Aqui mesmo na Gazeta do Povo há vários artigos e reportagens falando sobre alterações na rotina em países que já começaram a reabrir a economia, como as barreiras de acrílico entre carteiras escolares na Coreia do Sul e mesas de restaurantes em Nova York. São pequenas mudanças com grande impacto sobre a forma como nos relacionamos.

Outro exemplo: usar máscara na rua. Aqui no Brasil costumávamos ver esse hábito oriental como exótico e até exagerado, mas o costume lá do Japão - onde, há muito, as pessoas têm preocupação extrema com poluição ou risco de contágio de doenças - agora é normal em países de todos os continentes. E deve seguir assim por um bom tempo, pelo menos até que exista vacina contra o cornoavírus.

Muitas situações levantadas para a vida após a pandemia de Covid-19 ainda rondam o campo das hipóteses, mas nem por isso são desprezíveis. A questão ambiental talvez seja a mais comentada, ao menos nas trocas de mensagens e postagens em redes sociais, afinal foram os ambientalistas os primeiros a notar que havia um "novo normal" na natureza, embora esse, talvez (e infelizmente), seja apenas temporário.

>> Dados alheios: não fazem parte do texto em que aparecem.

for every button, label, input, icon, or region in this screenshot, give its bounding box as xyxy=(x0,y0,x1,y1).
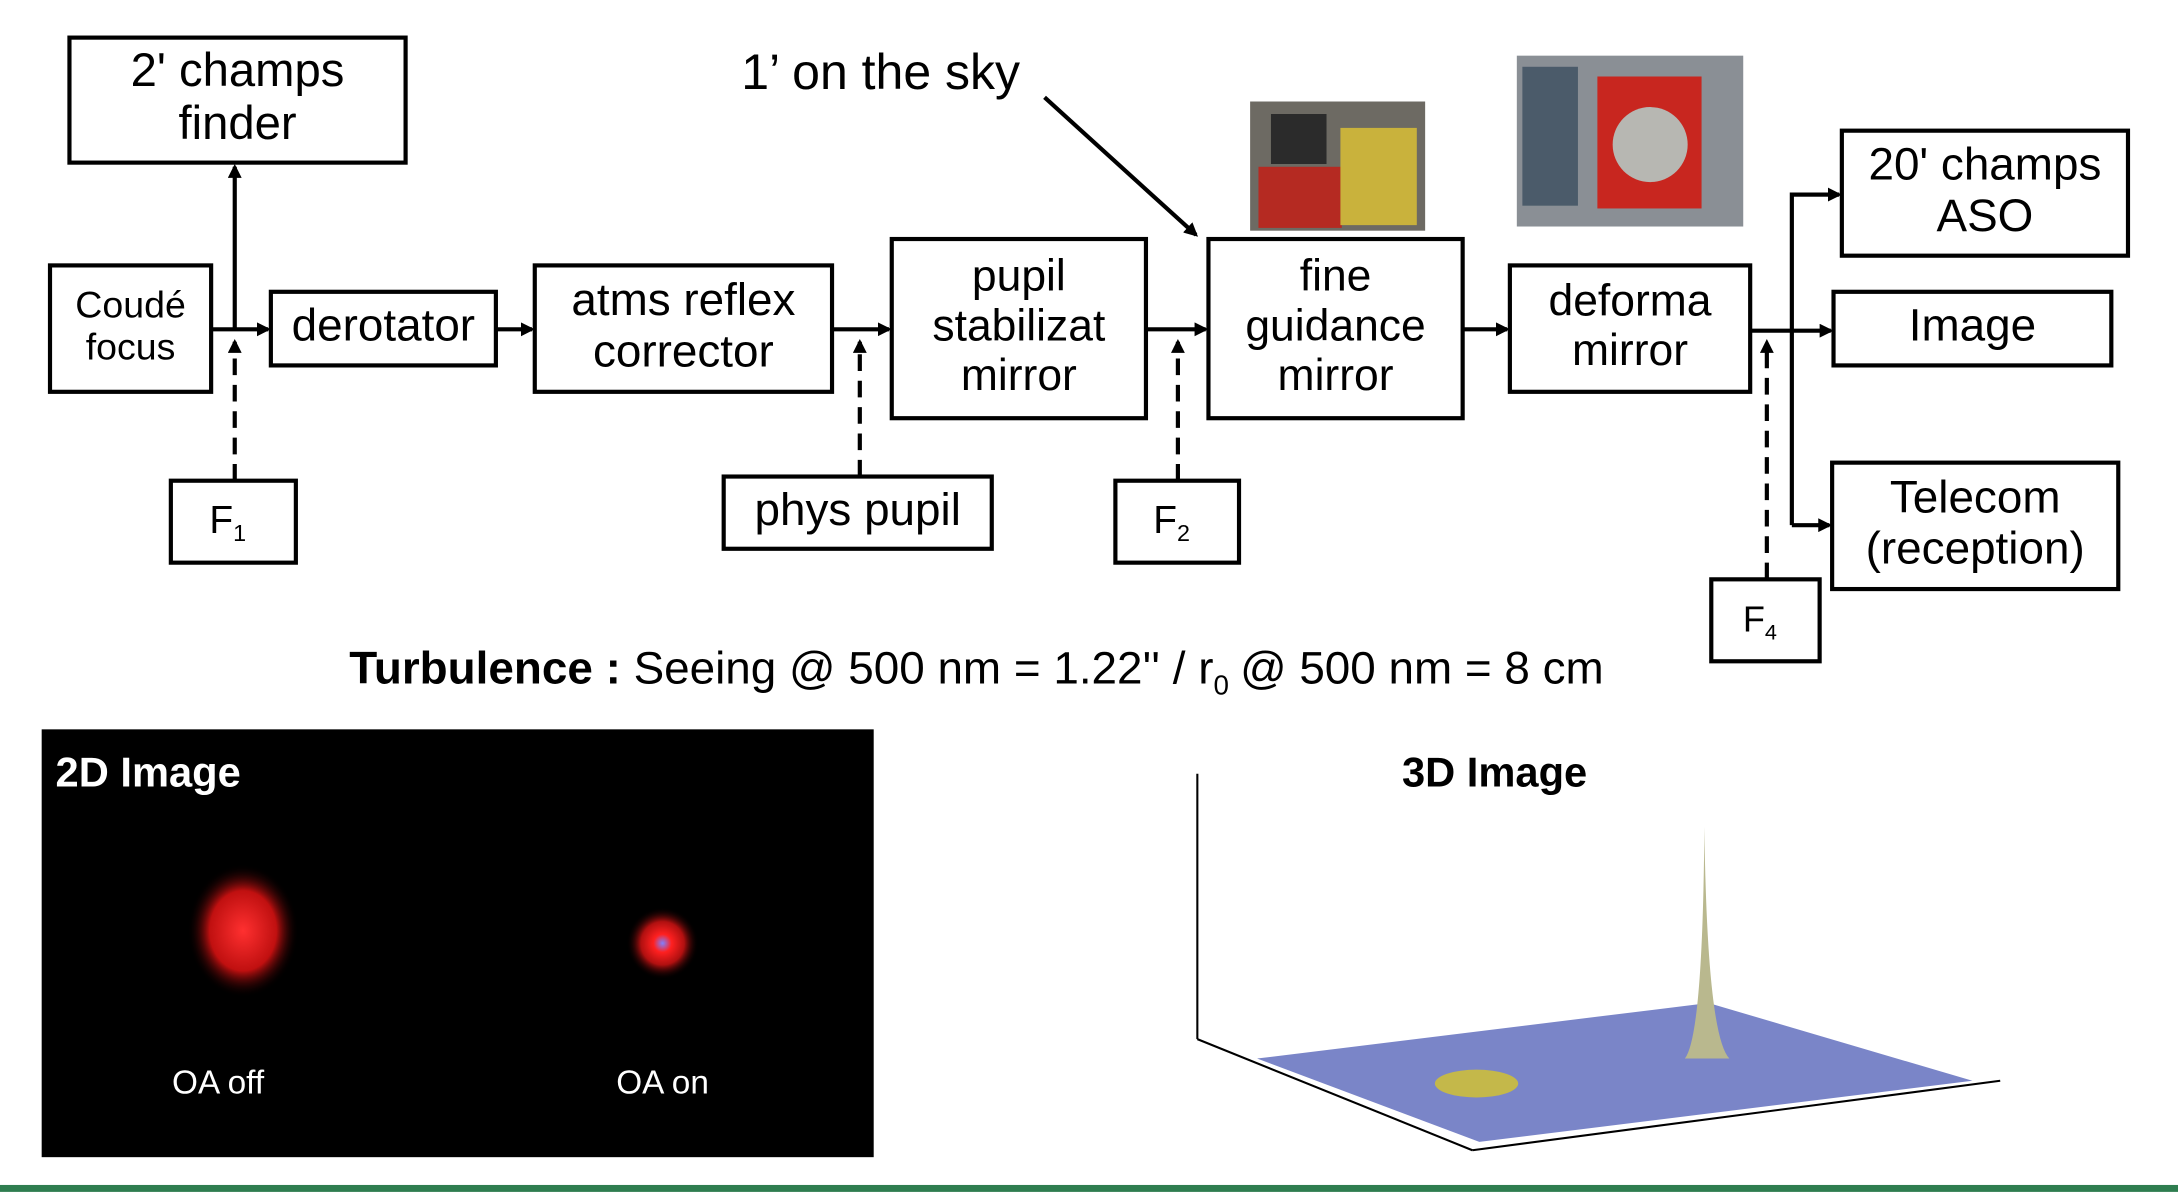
node-label: phys pupil xyxy=(755,484,961,535)
node-label: ASO xyxy=(1937,190,2034,241)
annotation: 1’ on the sky xyxy=(741,44,1020,100)
subscript: 2 xyxy=(1177,520,1190,546)
panel-title: 2D Image xyxy=(56,748,241,795)
node-label: Telecom xyxy=(1890,471,2061,522)
subscript: 1 xyxy=(233,520,246,546)
node: derotator xyxy=(271,292,496,366)
node-label: mirror xyxy=(961,351,1077,400)
node-label: deforma xyxy=(1549,276,1712,325)
caption: OA off xyxy=(172,1064,265,1101)
node-label: guidance xyxy=(1245,301,1425,350)
panel-2d: 2D Image OA off OA on xyxy=(42,729,874,1157)
node-label: finder xyxy=(178,97,296,150)
symbol: F xyxy=(1153,499,1177,542)
photo xyxy=(1250,56,1743,231)
node: Image xyxy=(1834,292,2112,366)
symbol: F xyxy=(209,499,233,542)
node-label: atms reflex xyxy=(571,274,795,325)
node: F2 xyxy=(1115,481,1239,563)
node-label: 20' champs xyxy=(1868,139,2101,190)
node-label: mirror xyxy=(1572,326,1688,375)
text: @ 500 nm = 8 cm xyxy=(1240,643,1604,694)
node-label: Image xyxy=(1909,300,2036,351)
node-label: pupil xyxy=(972,252,1066,301)
node: F4 xyxy=(1711,579,1819,661)
node-label: mirror xyxy=(1278,351,1394,400)
node-label: focus xyxy=(86,326,176,368)
symbol: F xyxy=(1743,598,1765,639)
node-label: Coudé xyxy=(75,284,186,326)
node-label: stabilizat xyxy=(932,301,1106,350)
node: Telecom(reception) xyxy=(1832,463,2118,589)
footer-bar xyxy=(0,1185,2178,1192)
panel-title: 3D Image xyxy=(1402,748,1587,795)
panel-3d: 3D Image xyxy=(1197,748,2000,1150)
node-label: 2' champs xyxy=(131,44,345,97)
subscript: 0 xyxy=(1214,670,1229,701)
label: Turbulence : xyxy=(349,643,621,694)
node-label: fine xyxy=(1300,252,1372,301)
caption: OA on xyxy=(616,1064,709,1101)
node-label: corrector xyxy=(593,325,774,376)
subscript: 4 xyxy=(1765,620,1777,645)
node-label: (reception) xyxy=(1866,523,2085,574)
node: phys pupil xyxy=(724,477,992,549)
node: F1 xyxy=(171,481,296,563)
diagram: 1’ on the sky 2' champsfinder Coudéfocus d… xyxy=(0,0,2178,1192)
node-label: derotator xyxy=(292,300,475,351)
turbulence-line: Turbulence : Seeing @ 500 nm = 1.22'' / … xyxy=(349,643,1603,701)
text: Seeing @ 500 nm = 1.22'' / r xyxy=(634,643,1214,694)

O isolamento social provou o óbvio: quando a humanidade se desloca menos, reduz a queima de combustíveis e a qualidade do ar melhora; quando mais gente fica em casa, há queda drástica no consumo de uma série de produtos e serviços e, desta forma, preservam-se os recursos naturais do planeta.

A economia sofre prejuízos parada e não pode ficar assim eternamente, mas é fato que com fábricas e empresas fechadas e grande parte dos trabalhadores em casa, a poluição diminuiu a tal ponto que até animais como tartarugas marinhas começaram a aparecer em lugares onde há muito não eram vistos - como na baía de Guanabara, conforme registrou um morador de Niterói, no Rio de Janeiro.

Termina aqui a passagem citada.